Happy 90th Birthday, JD

The list of books that have changed my life is a long one indeed. When I read The Color Purple for the first time, I was wowed by its style and by how it made me, a late-20th century white guy living in the midwest, feel like I was the kindred spirit of Celie, a black lesbian living in the deep south in the early 20th century. It made me realize that literature bridges gaps like this. Hearing Alice Walker speak cemented the feeling; she made me feel empowered in ways that I can't quite explain even now, 12 years later.

With To Kill a Mockingbird, I can track my maturity as a teacher with how well I can teach this book. I have learned this book by teaching it, by noticing new things every time. I'm known as the mockingbird expert at school, and have obsessed over it at great lengths. And I love teaching it, and the kids really end up liking it.

Both Life of Pi and Bee Season were from the same era, about five years ago. Both made me question my existence and my beliefs, and both still resound today.

Other books I associate with places: I cried at A Lesson Before Dying as I was moving to Baltimore, its tapes playing in my parents' van. A Farewell to Arms packed a whallop when I was in Italy. I remember the ending being spoiled for me but not minding because it was that good. The Wind-Up Bird Chronicle is one of the longest, funniest, and oddest books I've ever read, and I associate it with South Carolina, and a tumultuous week on the beach.

Song of Solomon, The Elephant Vanishes, and Fun Home are books that I associate with turning 30. There was a time in my life when I felt exactly like Milkman Dead. I still do, in fact. When will my journey to find my(gold/self) happen? When will I leap?

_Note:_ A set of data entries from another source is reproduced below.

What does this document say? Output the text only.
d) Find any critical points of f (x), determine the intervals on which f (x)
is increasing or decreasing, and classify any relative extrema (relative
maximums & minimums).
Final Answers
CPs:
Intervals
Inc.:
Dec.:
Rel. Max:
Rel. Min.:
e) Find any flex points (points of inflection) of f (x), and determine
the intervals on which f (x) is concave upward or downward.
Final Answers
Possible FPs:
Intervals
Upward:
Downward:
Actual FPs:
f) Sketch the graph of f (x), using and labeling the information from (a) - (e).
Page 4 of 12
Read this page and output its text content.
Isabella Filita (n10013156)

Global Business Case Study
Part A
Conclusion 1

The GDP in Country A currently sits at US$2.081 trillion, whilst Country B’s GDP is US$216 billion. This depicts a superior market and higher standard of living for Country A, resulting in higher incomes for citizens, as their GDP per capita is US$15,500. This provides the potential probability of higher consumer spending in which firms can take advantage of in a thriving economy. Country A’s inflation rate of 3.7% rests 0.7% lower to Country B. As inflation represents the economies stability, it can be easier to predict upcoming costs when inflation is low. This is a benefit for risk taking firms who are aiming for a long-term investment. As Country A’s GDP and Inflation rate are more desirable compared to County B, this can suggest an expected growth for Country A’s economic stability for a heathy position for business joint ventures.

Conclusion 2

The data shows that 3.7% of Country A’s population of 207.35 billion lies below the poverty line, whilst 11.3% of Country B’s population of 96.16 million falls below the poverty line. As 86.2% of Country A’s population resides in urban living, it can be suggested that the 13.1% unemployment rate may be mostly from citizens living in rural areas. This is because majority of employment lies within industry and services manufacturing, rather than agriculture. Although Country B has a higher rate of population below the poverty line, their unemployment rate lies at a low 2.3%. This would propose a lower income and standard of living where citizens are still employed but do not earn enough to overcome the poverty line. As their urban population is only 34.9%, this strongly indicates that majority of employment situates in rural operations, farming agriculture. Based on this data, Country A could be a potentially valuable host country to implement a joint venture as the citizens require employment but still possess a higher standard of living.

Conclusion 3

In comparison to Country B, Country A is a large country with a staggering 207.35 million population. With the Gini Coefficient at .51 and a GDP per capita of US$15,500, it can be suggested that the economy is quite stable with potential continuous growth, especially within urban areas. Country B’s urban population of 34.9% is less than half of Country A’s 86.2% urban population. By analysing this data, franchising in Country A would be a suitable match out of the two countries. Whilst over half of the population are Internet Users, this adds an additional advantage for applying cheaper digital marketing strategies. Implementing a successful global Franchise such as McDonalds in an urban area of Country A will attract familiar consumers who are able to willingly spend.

But it's J.D. Salinger's The Catcher in the Rye that probably most made me realize the ever-changing quality of literature. I first read it in the 12th grade, and didn't like it - Holden was whiny, the book didn't go anywhere. I read it a second time six years later, while student teaching in Lansing. This time, I realized Holden's cynicism was as mask, and that the book was actually hopeful, and very, very sad. I was amazed that the meaning of literature could change for me so much just by what point in my life I was at. For a couple of years after that, I read it every year, charting my own maturity and progress through this life by how I reacted. I found new wrinkles in it - what's up with that teacher? what exactly happens at the end? I named my dog Holden.

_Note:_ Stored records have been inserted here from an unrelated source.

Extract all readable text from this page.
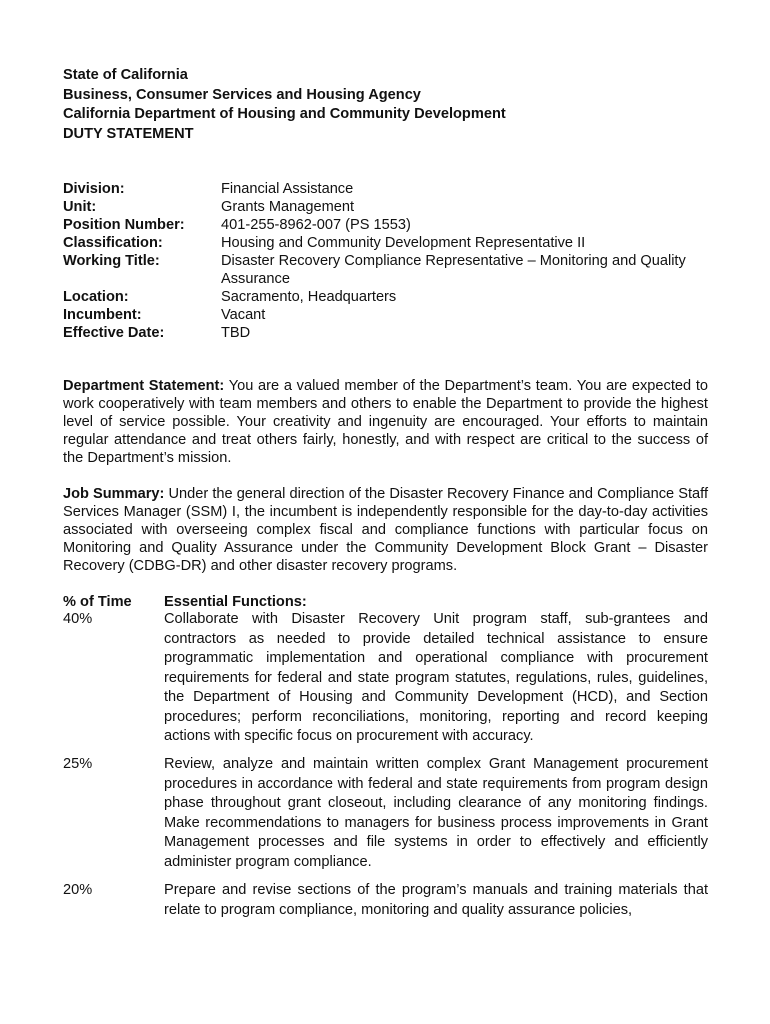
State of California
Business, Consumer Services and Housing Agency
California Department of Housing and Community Development
DUTY STATEMENT
Division:	Financial Assistance
Unit:	Grants Management
Position Number:	401-255-8962-007 (PS 1553)
Classification:	Housing and Community Development Representative II
Working Title:	Disaster Recovery Compliance Representative – Monitoring and Quality Assurance
Location:	Sacramento, Headquarters
Incumbent:	Vacant
Effective Date:	TBD
Department Statement: You are a valued member of the Department’s team. You are expected to work cooperatively with team members and others to enable the Department to provide the highest level of service possible. Your creativity and ingenuity are encouraged. Your efforts to maintain regular attendance and treat others fairly, honestly, and with respect are critical to the success of the Department’s mission.
Job Summary: Under the general direction of the Disaster Recovery Finance and Compliance Staff Services Manager (SSM) I, the incumbent is independently responsible for the day-to-day activities associated with overseeing complex fiscal and compliance functions with particular focus on Monitoring and Quality Assurance under the Community Development Block Grant – Disaster Recovery (CDBG-DR) and other disaster recovery programs.
% of Time	Essential Functions:
40%	Collaborate with Disaster Recovery Unit program staff, sub-grantees and contractors as needed to provide detailed technical assistance to ensure programmatic implementation and operational compliance with procurement requirements for federal and state program statutes, regulations, rules, guidelines, the Department of Housing and Community Development (HCD), and Section procedures; perform reconciliations, monitoring, reporting and record keeping actions with specific focus on procurement with accuracy.
25%	Review, analyze and maintain written complex Grant Management procurement procedures in accordance with federal and state requirements from program design phase throughout grant closeout, including clearance of any monitoring findings. Make recommendations to managers for business process improvements in Grant Management processes and file systems in order to effectively and efficiently administer program compliance.
20%	Prepare and revise sections of the program’s manuals and training materials that relate to program compliance, monitoring and quality assurance policies,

J.D. Salinger turned 90 yesterday. Happy Birthday, JD. Here's hoping that when you go, you'll be leaving boxes and boxes of unpublished books for us all.

3 comments:

Anonymous said...

I enjoy your blog regularly. Although I was never the school expert on Mockingbird, it was acknowledged that no one loved teaching it any more than I did. You are so right in saying you learned something new each time you teach it. I can still pick it up and feel I'm getting something out of it although I think there are few passages that I haven't memorized. To me it is the perfect novel and the joy of sharing it with 9th graders is the one thing I miss now that I'm retired. Your students are lucky and I wish you well in 2009.

Anonymous said...

I also really disliked Catcher the first few times I read it-- it only really clicked for me once I started teaching the book.

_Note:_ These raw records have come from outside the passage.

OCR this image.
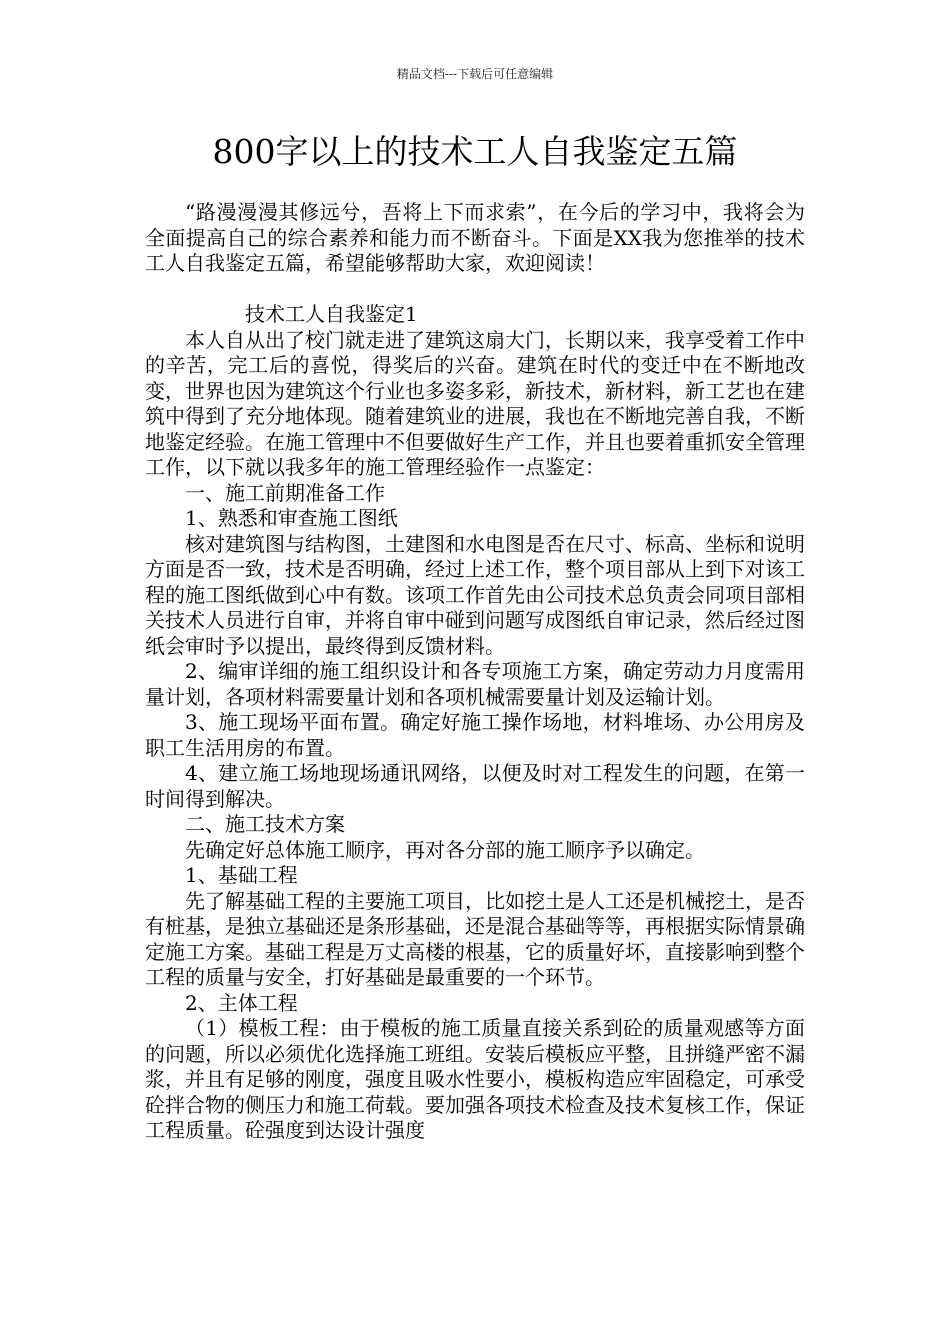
精品文档---下载后可任意编辑
800字以上的技术工人自我鉴定五篇

“路漫漫漫其修远兮，吾将上下而求索”，在今后的学习中，我将会为全面提高自己的综合素养和能力而不断奋斗。下面是XX我为您推举的技术工人自我鉴定五篇，希望能够帮助大家，欢迎阅读！

技术工人自我鉴定1

本人自从出了校门就走进了建筑这扇大门，长期以来，我享受着工作中的辛苦，完工后的喜悦，得奖后的兴奋。建筑在时代的变迁中在不断地改变，世界也因为建筑这个行业也多姿多彩，新技术，新材料，新工艺也在建筑中得到了充分地体现。随着建筑业的进展，我也在不断地完善自我，不断地鉴定经验。在施工管理中不但要做好生产工作，并且也要着重抓安全管理工作，以下就以我多年的施工管理经验作一点鉴定：

一、施工前期准备工作

1、熟悉和审查施工图纸

核对建筑图与结构图，土建图和水电图是否在尺寸、标高、坐标和说明方面是否一致，技术是否明确，经过上述工作，整个项目部从上到下对该工程的施工图纸做到心中有数。该项工作首先由公司技术总负责会同项目部相关技术人员进行自审，并将自审中碰到问题写成图纸自审记录，然后经过图纸会审时予以提出，最终得到反馈材料。

2、编审详细的施工组织设计和各专项施工方案，确定劳动力月度需用量计划，各项材料需要量计划和各项机械需要量计划及运输计划。

3、施工现场平面布置。确定好施工操作场地，材料堆场、办公用房及职工生活用房的布置。

4、建立施工场地现场通讯网络，以便及时对工程发生的问题，在第一时间得到解决。

二、施工技术方案

先确定好总体施工顺序，再对各分部的施工顺序予以确定。

1、基础工程

先了解基础工程的主要施工项目，比如挖土是人工还是机械挖土，是否有桩基，是独立基础还是条形基础，还是混合基础等等，再根据实际情景确定施工方案。基础工程是万丈高楼的根基，它的质量好坏，直接影响到整个工程的质量与安全，打好基础是最重要的一个环节。

2、主体工程

（1）模板工程：由于模板的施工质量直接关系到砼的质量观感等方面的问题，所以必须优化选择施工班组。安装后模板应平整，且拼缝严密不漏浆，并且有足够的刚度，强度且吸水性要小，模板构造应牢固稳定，可承受砼拌合物的侧压力和施工荷载。要加强各项技术检查及技术复核工作，保证工程质量。砼强度到达设计强度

For me, Gatsby would have to be on this list, as one of those books where my reaction changed so much that it reveals as much about me as the book.

Megan said...

I haven't read Catcher since I was 12 and I didn't like it, I suppose because I didn't like Holden. I think I was spoiled by Franny and Zooey, both of whom I liked immensely and wanted to be. I think I'll give CITR another try this year -- I don't do enough rereading.